Hardly! I can barely do one thing at a time.

That is partially true. I am better at being efficient and effective when I focus on that thing and get it done than when I try to do 2 or 3 things at once. But of course life doesn’t allow us the luxury of concentrating on that one thing and then moving on.

Work, managing a family, social life and blogging all require attention. But if I don’t work out what I need to do and get on with it, I am likely to try to do everything at once. Not literally perhaps, though I do often have several windows on my laptop open at once and of course there’s that important WhatsApp message to check. Next I remember I promised to call my mum and then there is the washing to take out of the machine. (Break here while I go and do it).

Planning

The secret to being productive is planning. I started the year with a fabulous planner and faithfully planned out whole months and then weeks of activity. For about half the year this worked well. I kept track of appointments (lots of them at hospitals), social events, birthdays and my blogging plans. But then life got busy, I took some paid work and things went wrong. I concentrated on the project (I did the planning) and got that done. I still managed to blog, but found it difficult to find the brain capacity for both. Next I went on holiday. Since then I’ve hardly planned anything other than in my head. Appointments are in the diary (often put there by Master), but blogging is more haphazard.

Multitasking in the way I have been doing lately is tiring. Keeping most plans in my head is crazy as I am not doing things in the right order. Plus I am forgetting important (though small) tasks.

Goal setting

When I finished work last year, I had all sorts of plans in mind. To have a prolonged break from the stress of the workplace. To travel and to write. I wanted to see if I could make money from writing. None of this stuff was written down, which is why I got the planner. But I hadn’t factored in the small issue of discovering I had breast cancer and requiring treatment and recovery from it.

Now though I am ready to set goals again and to plan the coming weeks and months. I have a new planner for 2020 and I am going to use it.

I’ve just listed to Molly and Kayla’s latest podcast about setting goals as well as other’s recently about planning and planners. So in theory I am ready. I have ideas I want to put in place, new exciting projects I want to embark on.
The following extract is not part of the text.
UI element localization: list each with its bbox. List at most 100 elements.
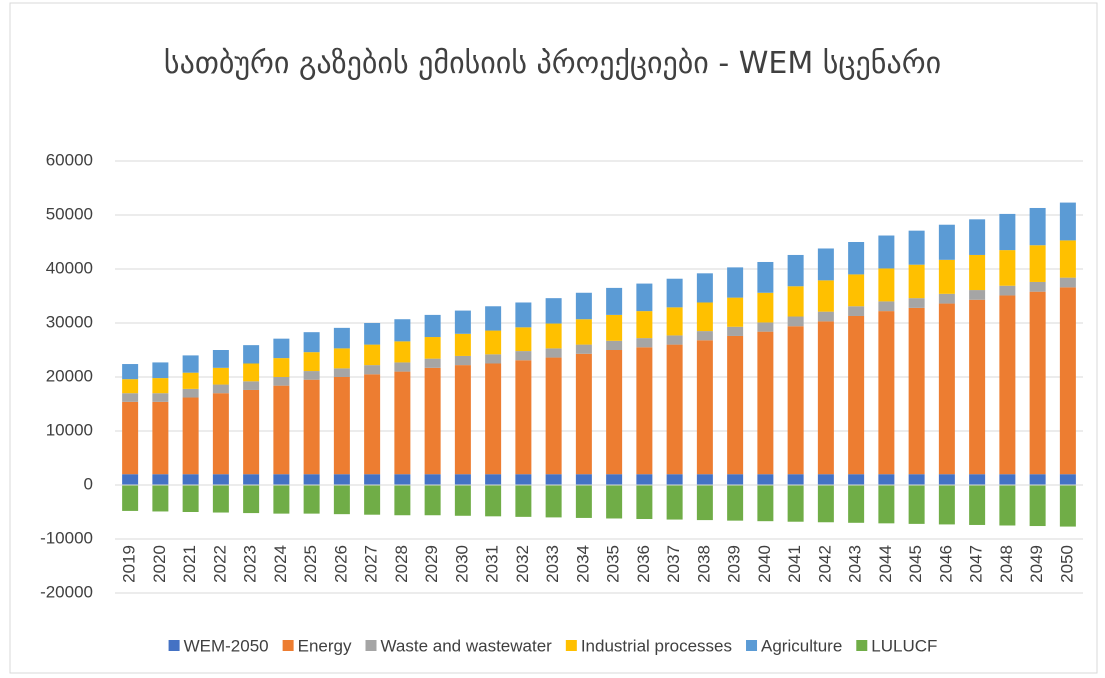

This week I have found myself steaming ahead to do one of them, only to be stymied by internet problems. This led to multitasking in a way that is not efficient and fruitful as I tried to sort it out.

But while at a classical music event last night I worked out what I need to do (I find piano music particularly useful for this). Set goals and plan. Then do.

You see, as I said at the top, I can’t really multitask. I can barely do one thing at a time. So I will leave multitasking to those who can.

During the writing of this post I drank tea, put the washing into the tumble dryer, went in search of my laptop lead and checked a news story online. Plus chatted to Master who has just returned from the shop.